8月末発売の『これからの男の子たちへ〜「男らしさ」から自由になるためのレッスン』、著者の太田啓子さんが予告ツイートをしたところ大反響! 累計57万PVを達成し、Amazonで「ジェンダー」部門1位、総合ランキング50位以内を1週間継続という快挙となりました(発売前なのに!)。
コメント付きRTやリプライで寄せられたこういう本を待っていた!」「夫や子育て中の家族にも読ませたい!」という声の熱さに、著者ともども嬉しい驚きを感じています。
とはいえ、まだ刊行まで1か月。待ちきれない!という声にお応えして、このnoteで少しずつ情報をお知らせしていきたいと思います。
まずは、本文の「はじめに」を先行公開します!

はじめに

こんにちは。
太田啓子といいます。神奈川県で弁護士をしています。
弁護士というのは、世の中にあるいろいろなトラブルについて当事者からご相談を受けて、法律を使って解決するお手伝いをする仕事です。
ひと口に弁護士といっても、人によって日常的に扱う仕事はだいぶ違うのですが、私の場合、いまは離婚事件の扱いがいちばん多いです。女性の離婚専門というわけではありませんが、まだ女性の弁護士は多くはないので(全弁護士の2割弱ほど)、女性弁護士を希望するご依頼が集中し、結果的に依頼者の7〜8割が女性となっています。
また、セクシャルハラスメントや性暴力被害に遭った方の代理人の仕事も、他の弁護士と比べると多いと思います。ハラスメントについては、大学などの組織からの依頼で、第三者的な立場でハラスメント被害の申告を聞き、事実関係を調査するような仕事をすることもあります。
また、「憲法カフェ」(出張憲法勉強会)などの講師としての講演活動もしています。

私生活では、小学6年生と3年生の2人の息子を育てる母親でもあります。
ちなみに、彼らの父親とは離婚をしており、いわゆるシングルマザーです。完全ワンオペ育児歴は、今年でほぼ8年になります。
息子たちの生活や勉強の面倒をみながら弁護士業務もする毎日は、楽しいながらもけっこう壮絶です。
まして、これを書いている現在は、新型コロナウイルスの流行にともなう一斉休校で、常に家に息子たちがいます。暇とエネルギーを持てあました彼らは、すぐに兄弟げんかを始めます。そんな息子たちをなだめたり叱ったりしながら、三食の世話をし、健康を管理し、勉強もさせようとすると、とても時間が足りず、毎日が嵐のようです。
そんな中で日々感じているのが、「男の子の子育ては、女の子の子育てとは違うな」ということです。

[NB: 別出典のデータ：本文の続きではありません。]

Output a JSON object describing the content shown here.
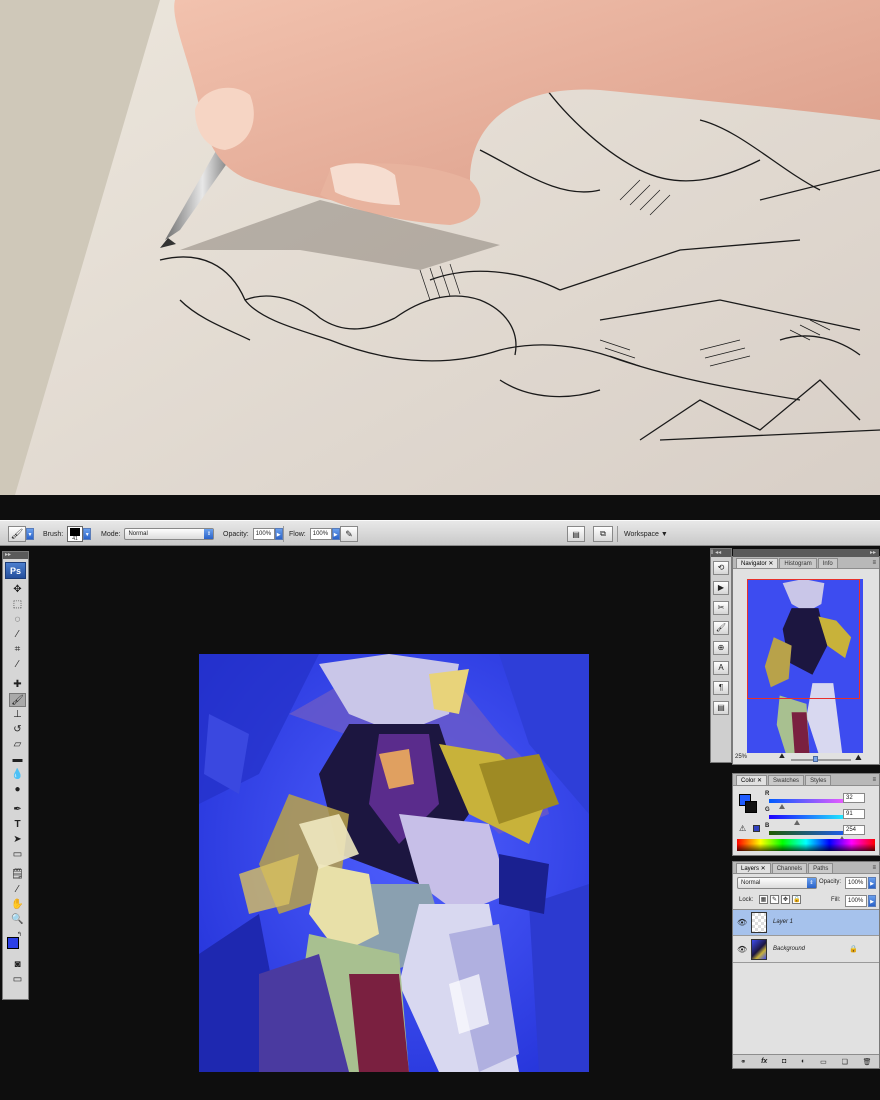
{
  "options_bar": {
    "brush_label": "Brush:",
    "brush_size": "41",
    "mode_label": "Mode:",
    "mode_value": "Normal",
    "opacity_label": "Opacity:",
    "opacity_value": "100%",
    "flow_label": "Flow:",
    "flow_value": "100%",
    "workspace_label": "Workspace ▼"
  },
  "toolbox": {
    "logo": "Ps",
    "tools": [
      "move-tool",
      "marquee-tool",
      "lasso-tool",
      "magic-wand-tool",
      "crop-tool",
      "slice-tool",
      "healing-brush-tool",
      "brush-tool",
      "clone-stamp-tool",
      "history-brush-tool",
      "eraser-tool",
      "gradient-tool",
      "blur-tool",
      "dodge-tool",
      "pen-tool",
      "type-tool",
      "path-selection-tool",
      "shape-tool",
      "notes-tool",
      "eyedropper-tool",
      "hand-tool",
      "zoom-tool"
    ],
    "foreground_color": "#2b3fe6",
    "background_color": "#20205a"
  },
  "navigator": {
    "tabs": [
      "Navigator",
      "Histogram",
      "Info"
    ],
    "zoom": "25%"
  },
  "color_panel": {
    "tabs": [
      "Color",
      "Swatches",
      "Styles"
    ],
    "r_label": "R",
    "g_label": "G",
    "b_label": "B",
    "r_value": "32",
    "g_value": "91",
    "b_value": "254",
    "swatch": "#205bfe"
  },
  "layers_panel": {
    "tabs": [
      "Layers",
      "Channels",
      "Paths"
    ],
    "blend_mode": "Normal",
    "opacity_label": "Opacity:",
    "opacity_value": "100%",
    "lock_label": "Lock:",
    "fill_label": "Fill:",
    "fill_value": "100%",
    "layers": [
      {
        "name": "Layer 1",
        "selected": true
      },
      {
        "name": "Background",
        "selected": false
      }
    ]
  }
}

私はなぜか子どものころから「女らしさ」「男らしさ」の押しつけには反発があり、「女の子だから」「男の子だから」という理由で違う扱いをしてはいけない、と思ってきました。たとえば「女の子にはそんなに勉強を頑張らせなくても、人から愛されるように育ってくれればいい」とか、「女の子だから数学は苦手で」「うちの子は男のくせに引っ込み思案で」のような言い方には、いまでも引っかかりを覚え、「そういうの違うと思います!」「性別だけで決めつけるのは、子どもの可能性を邪魔してしまうんじゃないでしょうか!」と言いたくなってしまいます。

だから、本屋さんでよく見る「男の子の育て方」のような性別で分けるタイトルの本にも、反射的に身構える人生を送ってきました。それなのに、なぜわざわざ「男の子の育て方」をテーマにした本を書こうと思ったのか、ということをこれから書こうと思います。

私自身は3人姉妹の長女で、同居家族の中で男性は父親だけという環境で育ちました。父は海外出張も多い忙しい会社員で、母は主婦でした。夏休みなどによく遊んでいた同年代のいとこも3姉妹。男きょうだいがいない私には、「男の子」が成長する過程を身近で見る機会は少なかったのです。もちろん、学校などで男子と遊んだりというつきあいはありましたが、多くはありませんでした。
そんな私が、32歳で長男、35歳で次男を授かって男の子2人の親になり、「男の子の育ち方」という、それまで縁がなかったテーマに日々直面することになりました。
ママ友と話していると、もちろん個人差はあるのですが、母親自身に男きょうだいがいたかどうかは、男の子の育ち方についての情報量にけっこうな差をもたらすものだと感じています。
兄や弟がいる女友達は「お兄ちゃんはこうだった」「弟はこうしていた」「男の子ってこういう遊びをするよね」などと話すのですが(ちなみに、娘である自分と、息子である兄や弟に対して親の態度が違ったという愚痴や嘆きを聞くこともよくあります)、私にはそういうことがありません。
そういうこともあって、私は、息子たちの行動を見ながら、自分の子ども時代とあまりに違う「男の子の生態」に驚いたり、「男の子って世の中からこういう扱いなの?」と違和感を覚えたりしやすいのかもしれません。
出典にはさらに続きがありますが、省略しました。